REPUBLIKA.CO.ID, JAKARTA – Wakil Ketua KPK Bambang Widjodjanto mengatakan bahwa revisi KUHP (Kitab Undang-Undang Hukum Pidana) dan KUHAP (Kitab Undang-undang Hukum Acara Pidana) lebih penting dari pada revisi UU/ 30/ 2002 Tentang KPK. Pasalnya , UU KPK dianggap masih relevan untuk digunakan saat ini.
“Kenapa revisi KUHP dan KUHAP tidak jadi prioritas, padahal itu sudah ada kebutuhannya (untuk direvisi),” kata Bambang di Jakarta, Selasa (20/3).

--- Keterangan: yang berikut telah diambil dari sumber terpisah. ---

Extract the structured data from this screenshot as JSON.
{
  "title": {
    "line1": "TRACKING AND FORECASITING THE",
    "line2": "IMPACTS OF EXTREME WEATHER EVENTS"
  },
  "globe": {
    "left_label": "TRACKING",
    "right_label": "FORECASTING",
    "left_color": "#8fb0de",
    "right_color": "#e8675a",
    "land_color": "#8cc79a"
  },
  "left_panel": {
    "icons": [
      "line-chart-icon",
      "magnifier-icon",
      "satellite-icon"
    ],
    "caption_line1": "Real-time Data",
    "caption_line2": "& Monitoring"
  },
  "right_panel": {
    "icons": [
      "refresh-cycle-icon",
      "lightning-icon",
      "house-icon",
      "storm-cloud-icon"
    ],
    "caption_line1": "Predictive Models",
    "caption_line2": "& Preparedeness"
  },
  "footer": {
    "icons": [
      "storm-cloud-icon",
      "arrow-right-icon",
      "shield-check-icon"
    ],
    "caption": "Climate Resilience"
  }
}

Menurut Bambang, KUHP dan KUHAP yang saat ini digunakan sebagai bagian dari hukum Indonesia, masih menggunakan aturan-aturan yang diterapkan sejak zaman pemerintahan Belanda. Sehingga penerapannya saat ini dianggap sudah tidak relevan.
Kebalikannya dengan UU KPK, Bambang mengatakan bahwa UU yang ada saat ini masih relevan digunakan. UU KPK yang merupakan dasar pembentukan KPK diciptakan untuk kebutuhan pemberantasan korupsi di Indonesia yang bersifat masif.

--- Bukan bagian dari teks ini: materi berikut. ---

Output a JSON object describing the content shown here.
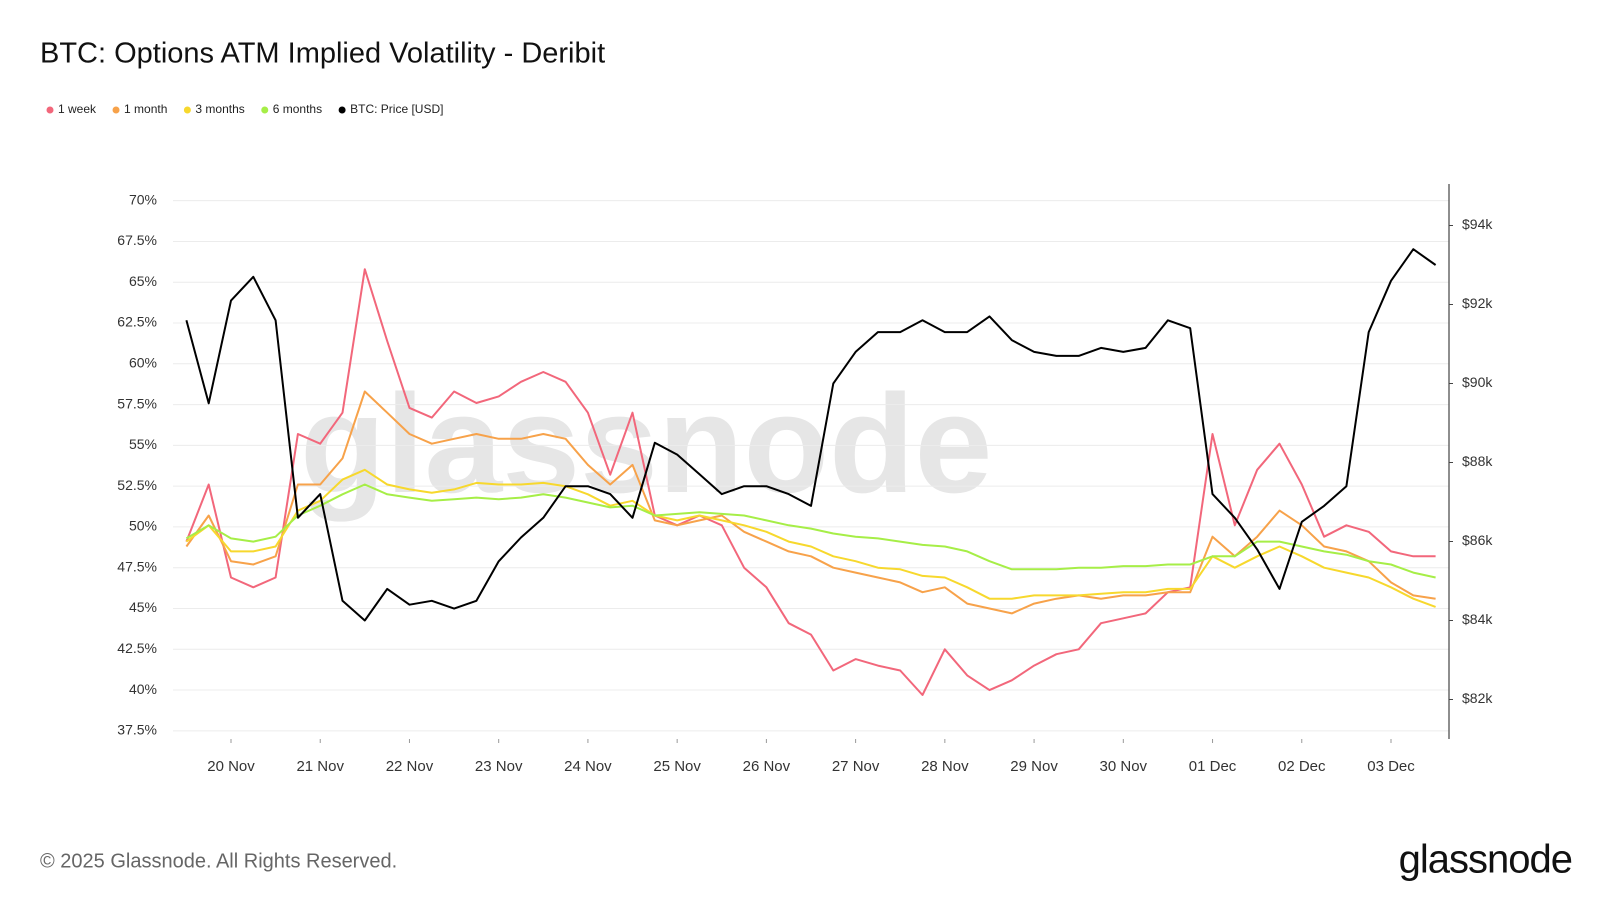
{
  "chart_data": {
    "type": "line",
    "title": "BTC: Options ATM Implied Volatility - Deribit",
    "categories": [
      null,
      null,
      "20 Nov",
      null,
      null,
      null,
      "21 Nov",
      null,
      null,
      null,
      "22 Nov",
      null,
      null,
      null,
      "23 Nov",
      null,
      null,
      null,
      "24 Nov",
      null,
      null,
      null,
      "25 Nov",
      null,
      null,
      null,
      "26 Nov",
      null,
      null,
      null,
      "27 Nov",
      null,
      null,
      null,
      "28 Nov",
      null,
      null,
      null,
      "29 Nov",
      null,
      null,
      null,
      "30 Nov",
      null,
      null,
      null,
      "01 Dec",
      null,
      null,
      null,
      "02 Dec",
      null,
      null,
      null,
      "03 Dec",
      null,
      null
    ],
    "series": [
      {
        "name": "1 week",
        "color": "#f2677b",
        "values": [
          49.1,
          52.6,
          46.9,
          46.3,
          46.9,
          55.7,
          55.1,
          57.0,
          65.8,
          61.4,
          57.3,
          56.7,
          58.3,
          57.6,
          58.0,
          58.9,
          59.5,
          58.9,
          57.0,
          53.2,
          57.0,
          50.7,
          50.1,
          50.7,
          50.1,
          47.5,
          46.3,
          44.1,
          43.4,
          41.2,
          41.9,
          41.5,
          41.2,
          39.7,
          42.5,
          40.9,
          40.0,
          40.6,
          41.5,
          42.2,
          42.5,
          44.1,
          44.4,
          44.7,
          46.0,
          46.3,
          55.7,
          50.1,
          53.5,
          55.1,
          52.6,
          49.4,
          50.1,
          49.7,
          48.5,
          48.2,
          48.2
        ]
      },
      {
        "name": "1 month",
        "color": "#f7a24a",
        "values": [
          48.8,
          50.7,
          47.9,
          47.7,
          48.2,
          52.6,
          52.6,
          54.2,
          58.3,
          57.0,
          55.7,
          55.1,
          55.4,
          55.7,
          55.4,
          55.4,
          55.7,
          55.4,
          53.8,
          52.6,
          53.8,
          50.4,
          50.1,
          50.4,
          50.7,
          49.7,
          49.1,
          48.5,
          48.2,
          47.5,
          47.2,
          46.9,
          46.6,
          46.0,
          46.3,
          45.3,
          45.0,
          44.7,
          45.3,
          45.6,
          45.8,
          45.6,
          45.8,
          45.8,
          46.0,
          46.0,
          49.4,
          48.2,
          49.4,
          51.0,
          50.1,
          48.8,
          48.5,
          47.9,
          46.6,
          45.8,
          45.6
        ]
      },
      {
        "name": "3 months",
        "color": "#f7d82d",
        "values": [
          49.1,
          50.1,
          48.5,
          48.5,
          48.8,
          51.0,
          51.6,
          52.9,
          53.5,
          52.6,
          52.3,
          52.1,
          52.3,
          52.7,
          52.6,
          52.6,
          52.7,
          52.5,
          52.0,
          51.3,
          51.6,
          50.7,
          50.4,
          50.7,
          50.4,
          50.1,
          49.7,
          49.1,
          48.8,
          48.2,
          47.9,
          47.5,
          47.4,
          47.0,
          46.9,
          46.3,
          45.6,
          45.6,
          45.8,
          45.8,
          45.8,
          45.9,
          46.0,
          46.0,
          46.2,
          46.2,
          48.2,
          47.5,
          48.2,
          48.8,
          48.2,
          47.5,
          47.2,
          46.9,
          46.3,
          45.6,
          45.1
        ]
      },
      {
        "name": "6 months",
        "color": "#a6ee47",
        "values": [
          49.3,
          50.1,
          49.3,
          49.1,
          49.4,
          50.7,
          51.3,
          52.0,
          52.6,
          52.0,
          51.8,
          51.6,
          51.7,
          51.8,
          51.7,
          51.8,
          52.0,
          51.8,
          51.5,
          51.2,
          51.3,
          50.7,
          50.8,
          50.9,
          50.8,
          50.7,
          50.4,
          50.1,
          49.9,
          49.6,
          49.4,
          49.3,
          49.1,
          48.9,
          48.8,
          48.5,
          47.9,
          47.4,
          47.4,
          47.4,
          47.5,
          47.5,
          47.6,
          47.6,
          47.7,
          47.7,
          48.2,
          48.2,
          49.1,
          49.1,
          48.8,
          48.5,
          48.3,
          47.9,
          47.7,
          47.2,
          46.9
        ]
      },
      {
        "name": "BTC: Price [USD]",
        "color": "#000000",
        "axis": "y2",
        "values": [
          91600,
          89500,
          92100,
          92700,
          91600,
          86600,
          87200,
          84500,
          84000,
          84800,
          84400,
          84500,
          84300,
          84500,
          85500,
          86100,
          86600,
          87400,
          87400,
          87200,
          86600,
          88500,
          88200,
          87700,
          87200,
          87400,
          87400,
          87200,
          86900,
          90000,
          90800,
          91300,
          91300,
          91600,
          91300,
          91300,
          91700,
          91100,
          90800,
          90700,
          90700,
          90900,
          90800,
          90900,
          91600,
          91400,
          87200,
          86600,
          85800,
          84800,
          86500,
          86900,
          87400,
          91300,
          92600,
          93400,
          93000
        ]
      }
    ],
    "ylim": [
      37,
      70.9
    ],
    "yticks": [
      {
        "value": 37.5,
        "label": "37.5%"
      },
      {
        "value": 40,
        "label": "40%"
      },
      {
        "value": 42.5,
        "label": "42.5%"
      },
      {
        "value": 45,
        "label": "45%"
      },
      {
        "value": 47.5,
        "label": "47.5%"
      },
      {
        "value": 50,
        "label": "50%"
      },
      {
        "value": 52.5,
        "label": "52.5%"
      },
      {
        "value": 55,
        "label": "55%"
      },
      {
        "value": 57.5,
        "label": "57.5%"
      },
      {
        "value": 60,
        "label": "60%"
      },
      {
        "value": 62.5,
        "label": "62.5%"
      },
      {
        "value": 65,
        "label": "65%"
      },
      {
        "value": 67.5,
        "label": "67.5%"
      },
      {
        "value": 70,
        "label": "70%"
      }
    ],
    "y2lim": [
      81000,
      95000
    ],
    "y2ticks": [
      {
        "value": 82000,
        "label": "$82k"
      },
      {
        "value": 84000,
        "label": "$84k"
      },
      {
        "value": 86000,
        "label": "$86k"
      },
      {
        "value": 88000,
        "label": "$88k"
      },
      {
        "value": 90000,
        "label": "$90k"
      },
      {
        "value": 92000,
        "label": "$92k"
      },
      {
        "value": 94000,
        "label": "$94k"
      }
    ],
    "grid": true,
    "legend": "top-left"
  },
  "watermark": "glassnode",
  "footer": {
    "copyright": "© 2025 Glassnode. All Rights Reserved.",
    "logo": "glassnode"
  }
}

Sehingga, KPK dibentuk dengan dibekali kemampuan atau dengan berbagai kewenangan yang dimilikinya untuk pemberantasan korupsi. Sehingga, kewenangan KPK yang dimiliki saat ini, masih diperlukan dan tidak harus dirubah.

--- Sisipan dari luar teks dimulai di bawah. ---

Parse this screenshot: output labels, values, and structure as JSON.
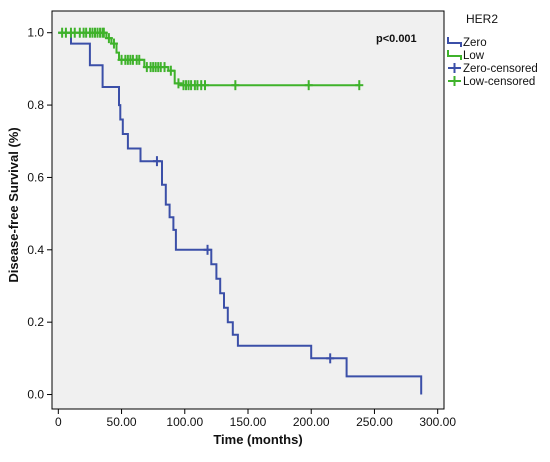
{
  "chart_data": {
    "type": "line",
    "step": true,
    "xlabel": "Time (months)",
    "ylabel": "Disease-free Survival (%)",
    "xlim": [
      -5,
      305
    ],
    "ylim": [
      -0.04,
      1.06
    ],
    "x_ticks": [
      0,
      50,
      100,
      150,
      200,
      250,
      300
    ],
    "x_tick_labels": [
      "0",
      "50.00",
      "100.00",
      "150.00",
      "200.00",
      "250.00",
      "300.00"
    ],
    "y_ticks": [
      0,
      0.2,
      0.4,
      0.6,
      0.8,
      1.0
    ],
    "y_tick_labels": [
      "0.0",
      "0.2",
      "0.4",
      "0.6",
      "0.8",
      "1.0"
    ],
    "grid": false,
    "background": "#f0f0f0",
    "legend": {
      "title": "HER2",
      "placement": "right-outside",
      "entries": [
        "Zero",
        "Low",
        "Zero-censored",
        "Low-censored"
      ]
    },
    "annotations": [
      {
        "text": "p<0.001",
        "x": 278,
        "y": 0.98
      }
    ],
    "series": [
      {
        "name": "Zero",
        "color": "#3b4fa8",
        "points": [
          [
            0,
            1.0
          ],
          [
            10,
            1.0
          ],
          [
            10,
            0.97
          ],
          [
            25,
            0.97
          ],
          [
            25,
            0.91
          ],
          [
            35,
            0.91
          ],
          [
            35,
            0.85
          ],
          [
            48,
            0.85
          ],
          [
            48,
            0.8
          ],
          [
            49,
            0.8
          ],
          [
            49,
            0.76
          ],
          [
            51,
            0.76
          ],
          [
            51,
            0.72
          ],
          [
            55,
            0.72
          ],
          [
            55,
            0.68
          ],
          [
            65,
            0.68
          ],
          [
            65,
            0.645
          ],
          [
            82,
            0.645
          ],
          [
            82,
            0.58
          ],
          [
            85,
            0.58
          ],
          [
            85,
            0.525
          ],
          [
            88,
            0.525
          ],
          [
            88,
            0.49
          ],
          [
            91,
            0.49
          ],
          [
            91,
            0.455
          ],
          [
            93,
            0.455
          ],
          [
            93,
            0.4
          ],
          [
            121,
            0.4
          ],
          [
            121,
            0.36
          ],
          [
            125,
            0.36
          ],
          [
            125,
            0.32
          ],
          [
            128,
            0.32
          ],
          [
            128,
            0.28
          ],
          [
            131,
            0.28
          ],
          [
            131,
            0.24
          ],
          [
            134,
            0.24
          ],
          [
            134,
            0.2
          ],
          [
            138,
            0.2
          ],
          [
            138,
            0.165
          ],
          [
            142,
            0.165
          ],
          [
            142,
            0.135
          ],
          [
            165,
            0.135
          ],
          [
            165,
            0.135
          ],
          [
            200,
            0.135
          ],
          [
            200,
            0.1
          ],
          [
            228,
            0.1
          ],
          [
            228,
            0.05
          ],
          [
            287,
            0.05
          ],
          [
            287,
            0.0
          ]
        ],
        "censored": [
          [
            78,
            0.645
          ],
          [
            118,
            0.4
          ],
          [
            215,
            0.1
          ]
        ]
      },
      {
        "name": "Low",
        "color": "#3fb22b",
        "points": [
          [
            0,
            1.0
          ],
          [
            38,
            1.0
          ],
          [
            38,
            0.985
          ],
          [
            42,
            0.985
          ],
          [
            42,
            0.97
          ],
          [
            46,
            0.97
          ],
          [
            46,
            0.945
          ],
          [
            48,
            0.945
          ],
          [
            48,
            0.925
          ],
          [
            68,
            0.925
          ],
          [
            68,
            0.905
          ],
          [
            87,
            0.905
          ],
          [
            87,
            0.895
          ],
          [
            92,
            0.895
          ],
          [
            92,
            0.86
          ],
          [
            97,
            0.86
          ],
          [
            97,
            0.855
          ],
          [
            238,
            0.855
          ]
        ],
        "censored": [
          [
            3,
            1.0
          ],
          [
            6,
            1.0
          ],
          [
            10,
            1.0
          ],
          [
            13,
            1.0
          ],
          [
            17,
            1.0
          ],
          [
            20,
            1.0
          ],
          [
            22,
            1.0
          ],
          [
            25,
            1.0
          ],
          [
            27,
            1.0
          ],
          [
            29,
            1.0
          ],
          [
            31,
            1.0
          ],
          [
            33,
            1.0
          ],
          [
            35,
            1.0
          ],
          [
            36,
            1.0
          ],
          [
            40,
            0.985
          ],
          [
            44,
            0.97
          ],
          [
            50,
            0.925
          ],
          [
            53,
            0.925
          ],
          [
            55,
            0.925
          ],
          [
            57,
            0.925
          ],
          [
            59,
            0.925
          ],
          [
            62,
            0.925
          ],
          [
            64,
            0.925
          ],
          [
            70,
            0.905
          ],
          [
            73,
            0.905
          ],
          [
            75,
            0.905
          ],
          [
            77,
            0.905
          ],
          [
            79,
            0.905
          ],
          [
            81,
            0.905
          ],
          [
            84,
            0.905
          ],
          [
            89,
            0.895
          ],
          [
            95,
            0.86
          ],
          [
            99,
            0.855
          ],
          [
            101,
            0.855
          ],
          [
            103,
            0.855
          ],
          [
            105,
            0.855
          ],
          [
            108,
            0.855
          ],
          [
            110,
            0.855
          ],
          [
            113,
            0.855
          ],
          [
            116,
            0.855
          ],
          [
            140,
            0.855
          ],
          [
            198,
            0.855
          ],
          [
            238,
            0.855
          ]
        ]
      }
    ]
  }
}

“Jadi perubahan (revisi (UU KPK) untuk apa,” kata Bambang.
Komisi III DPR akan merevisi UU KPK. Lewat revisi UU, Komisi III DPR bermaksud memangkas kewenangan KPK terutama terkait dengan penindakan yaitu penyidikan dan penuntutuan. Komisi Hukum DPR ingin agar KPK fokus kepada bidang pencegahan korupsi.